Social media is simply another step in the evolution of communication
Where once we would contact our family, friends or customers via telephone or email, we now increasingly use social media for communication.
Only a few short years ago it would have been unheard of to consider taking bookings, answering queries or conversing with customers via social media. Now thanks to the ease of sharing, social media is a powerful tool to make ideas, news and conversations spread quickly. There is an immediacy that assists businesses to spread their message quickly, cost-effectively and efficiently.
The blurring of Lines between Work and Home
This immediacy coupled with the blurring of the line between work and home can cause challenges when it comes to employers and employees understanding acceptable behaviours online.

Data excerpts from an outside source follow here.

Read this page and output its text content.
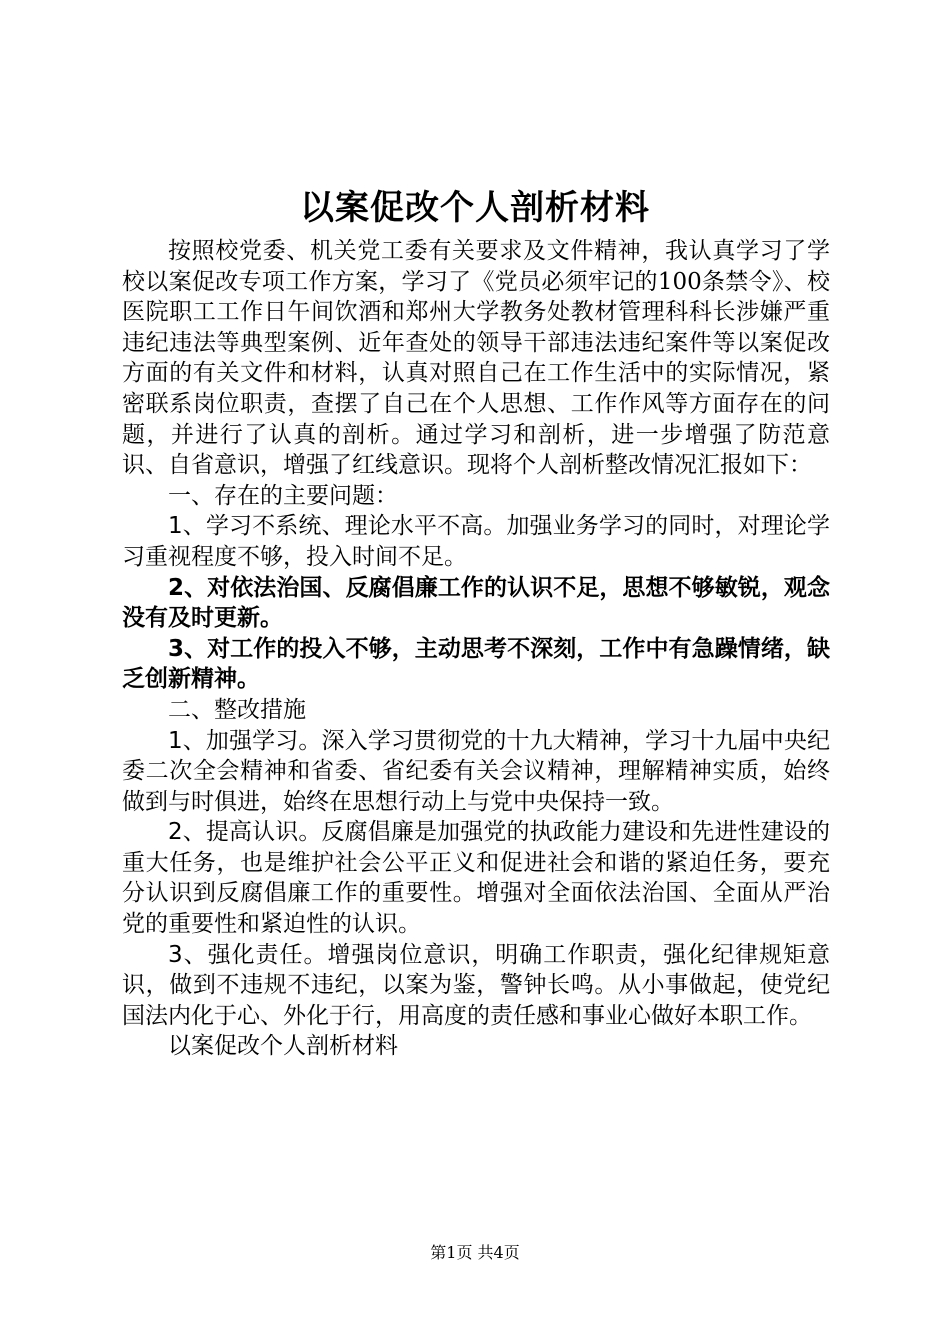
以案促改个人剖析材料

按照校党委、机关党工委有关要求及文件精神，我认真学习了学校以案促改专项工作方案，学习了《党员必须牢记的100条禁令》、校医院职工工作日午间饮酒和郑州大学教务处教材管理科科长涉嫌严重违纪违法等典型案例、近年查处的领导干部违法违纪案件等以案促改方面的有关文件和材料，认真对照自己在工作生活中的实际情况，紧密联系岗位职责，查摆了自己在个人思想、工作作风等方面存在的问题，并进行了认真的剖析。通过学习和剖析，进一步增强了防范意识、自省意识，增强了红线意识。现将个人剖析整改情况汇报如下：

一、存在的主要问题：

1、学习不系统、理论水平不高。加强业务学习的同时，对理论学习重视程度不够，投入时间不足。

2、对依法治国、反腐倡廉工作的认识不足，思想不够敏锐，观念没有及时更新。

3、对工作的投入不够，主动思考不深刻，工作中有急躁情绪，缺乏创新精神。

二、整改措施

1、加强学习。深入学习贯彻党的十九大精神，学习十九届中央纪委二次全会精神和省委、省纪委有关会议精神，理解精神实质，始终做到与时俱进，始终在思想行动上与党中央保持一致。

2、提高认识。反腐倡廉是加强党的执政能力建设和先进性建设的重大任务，也是维护社会公平正义和促进社会和谐的紧迫任务，要充分认识到反腐倡廉工作的重要性。增强对全面依法治国、全面从严治党的重要性和紧迫性的认识。

3、强化责任。增强岗位意识，明确工作职责，强化纪律规矩意识，做到不违规不违纪，以案为鉴，警钟长鸣。从小事做起，使党纪国法内化于心、外化于行，用高度的责任感和事业心做好本职工作。

以案促改个人剖析材料

第1页 共4页
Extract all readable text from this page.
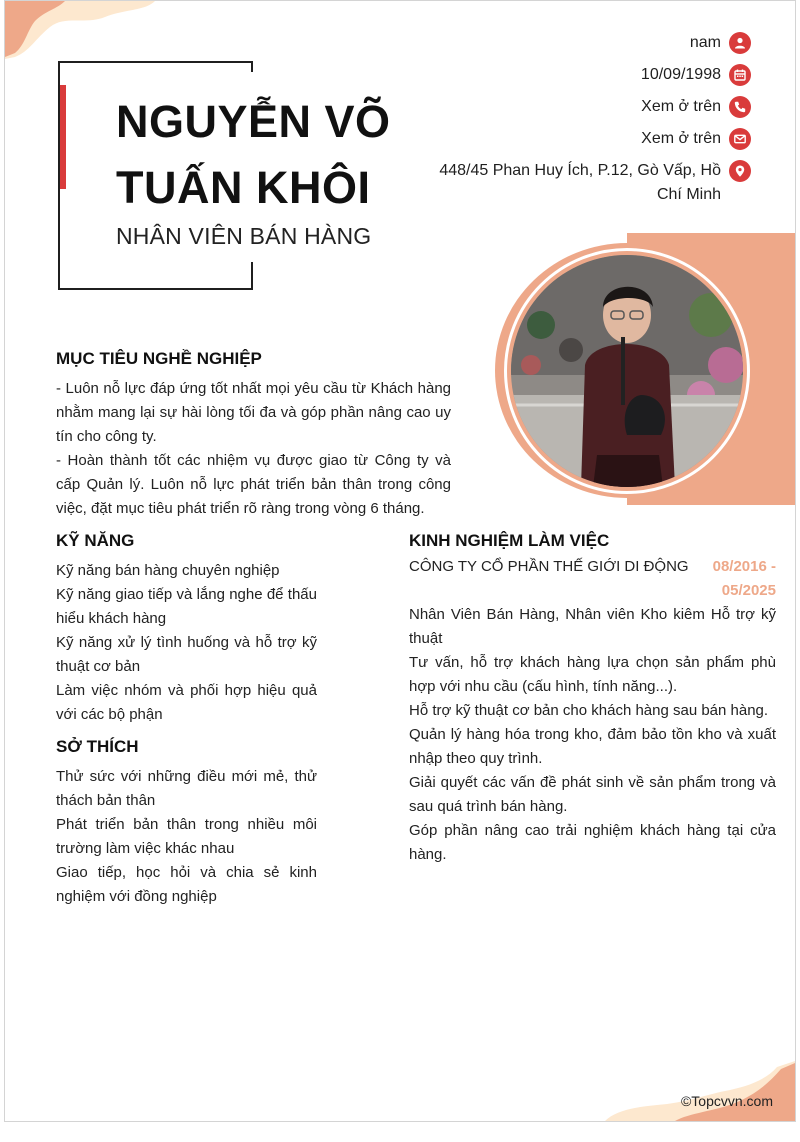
NGUYỄN VÕ TUẤN KHÔI
NHÂN VIÊN BÁN HÀNG
nam
10/09/1998
Xem ở trên
Xem ở trên
448/45 Phan Huy Ích, P.12, Gò Vấp, Hồ Chí Minh
MỤC TIÊU NGHỀ NGHIỆP
- Luôn nỗ lực đáp ứng tốt nhất mọi yêu cầu từ Khách hàng nhằm mang lại sự hài lòng tối đa và góp phần nâng cao uy tín cho công ty.
- Hoàn thành tốt các nhiệm vụ được giao từ Công ty và cấp Quản lý. Luôn nỗ lực phát triển bản thân trong công việc, đặt mục tiêu phát triển rõ ràng trong vòng 6 tháng.
KỸ NĂNG
Kỹ năng bán hàng chuyên nghiệp
Kỹ năng giao tiếp và lắng nghe để thấu hiểu khách hàng
Kỹ năng xử lý tình huống và hỗ trợ kỹ thuật cơ bản
Làm việc nhóm và phối hợp hiệu quả với các bộ phận
SỞ THÍCH
Thử sức với những điều mới mẻ, thử thách bản thân
Phát triển bản thân trong nhiều môi trường làm việc khác nhau
Giao tiếp, học hỏi và chia sẻ kinh nghiệm với đồng nghiệp
KINH NGHIỆM LÀM VIỆC
CÔNG TY CỔ PHẦN THẾ GIỚI DI ĐỘNG	08/2016 - 05/2025
Nhân Viên Bán Hàng, Nhân viên Kho kiêm Hỗ trợ kỹ thuật
Tư vấn, hỗ trợ khách hàng lựa chọn sản phẩm phù hợp với nhu cầu (cấu hình, tính năng...).
Hỗ trợ kỹ thuật cơ bản cho khách hàng sau bán hàng.
Quản lý hàng hóa trong kho, đảm bảo tồn kho và xuất nhập theo quy trình.
Giải quyết các vấn đề phát sinh về sản phẩm trong và sau quá trình bán hàng.
Góp phần nâng cao trải nghiệm khách hàng tại cửa hàng.
©Topcvvn.com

Most organisations see employees as an extension of their business and thus, by association believe they should be representing the values and culture of the company. Yes, even when not at work.
Having a clearly defined social media workplace policy helps regulate employees social media and digital activities regarding their employment in and outside of the workplace.
So why is how we use social media such an issue?
We have all heard the stories of employees posting inappropriate content on Facebook that caused the loss of employment, but what about the potential to expose employers to risk such as loss of and/or disclosure of confidential information, discrimination claims, harassment, unfair dismissal, reputation threat or defamation?
No matter if your business employs 10,000 or 1, you do need an updated social media/digital policy in place – both to protect your business and your employees.
The workplace policy does not have to be complicated, yet should cover a few areas such as:
1) Your definition of Social Media
The term social media encompasses many different types of internet applications that allow user-generated content and multi-directional exchange of information.
Basically, it’s a catchphrase for electronic technology that allows for one to one or one to many conversations. Where it gets confusing is that people assume social media only covers social networking sites, which is not true.
There are reported to be between 6 to 12 different types of social media – here’s our take on it:
- Social Networking Sites (e.g. Facebook, LinkedIn)
- Collaborative projects (e.g. Wikipedia)
- Social publishing platforms – Blogs and micro-blogs (e.g. Twitter, Medium, Tumblr, Blogger)
- Bookmarking sites (e.g. Pinterest)
- Content communities (e.g. YouTube)
- Virtual & augmented game worlds (e.g. World of Warcraft )
- E-Commerce Sites (e.g. Etsy, eBay)
- Review Sites (e.g. TripAdvisor, Yelp)
Ensure you make it clear that the policy is not just limited to the sites and types of media that you list i.e. Facebook or Twitter, but also covers a definitive explanation of digital communication tools.
Maybe we should actually rename it instead of a Social Media Policy, change it to Digital, Internet or just simply Communication Policy?
2) What is Acceptable Behaviour and What is Not
Your policy should remind employees that they should not say or do anything on social media that:
- could be viewed as derogatory towards, or disparaging of, colleagues, customers or clients;
- give away or discusses your business’ confidential information;
- has the potential to bring your business into disrepute;
- undermines their effectiveness or productivity at work (i.e. excessive use).
3) The Consequences of Breaching the Policy
Remind employees of breaching the terms of the policy which may involve disciplinary action or indeed termination of employment.
Social media is here to stay. Therefore, a clear social media workplace policy will not only protect your business, but also protect your employees. A win-win all round.
Some Extra Tips to Help You Create Your Social Media Workplace Policy
Be very clear
As an employer, you may not have the right to address any disciplinary action for an employee’s out-of-hours conduct, so you need to be very clear about your position of an acceptable code of conduct online.
Don’t Forget the Benefits
Alternatively, don’t dismiss the benefits of employees to help spread your social media message.
Customer advocacy and the use of User Generated Content is a huge part of a strong social media marketing strategy, but don’t forget that ethical employee advocacy is vital also.
They are your brand ambassadors and could be encouraged to assist building the brand online. There is no greater advocate than a passionate employee. Set the guidelines such as time online at work, what can and can’t be said and they will happily assist you build your business online.
Keep it Updated
Lastly, don’t forget to update your social media workplace policy and go through it with employees on a regular basis. Digital technology and Social media networks change rapidly, so does how we use them.
There is no question that social media or digital technology is here to stay. Even though evolving quickly and therefore the laws and considerations as to the role social media plays in the workplace will continue to evolve and change with time.
Remember to make sure your Social Media Workplace Policy is available to all your employees and do train and remind them about it regularly to ensure it is remains effective.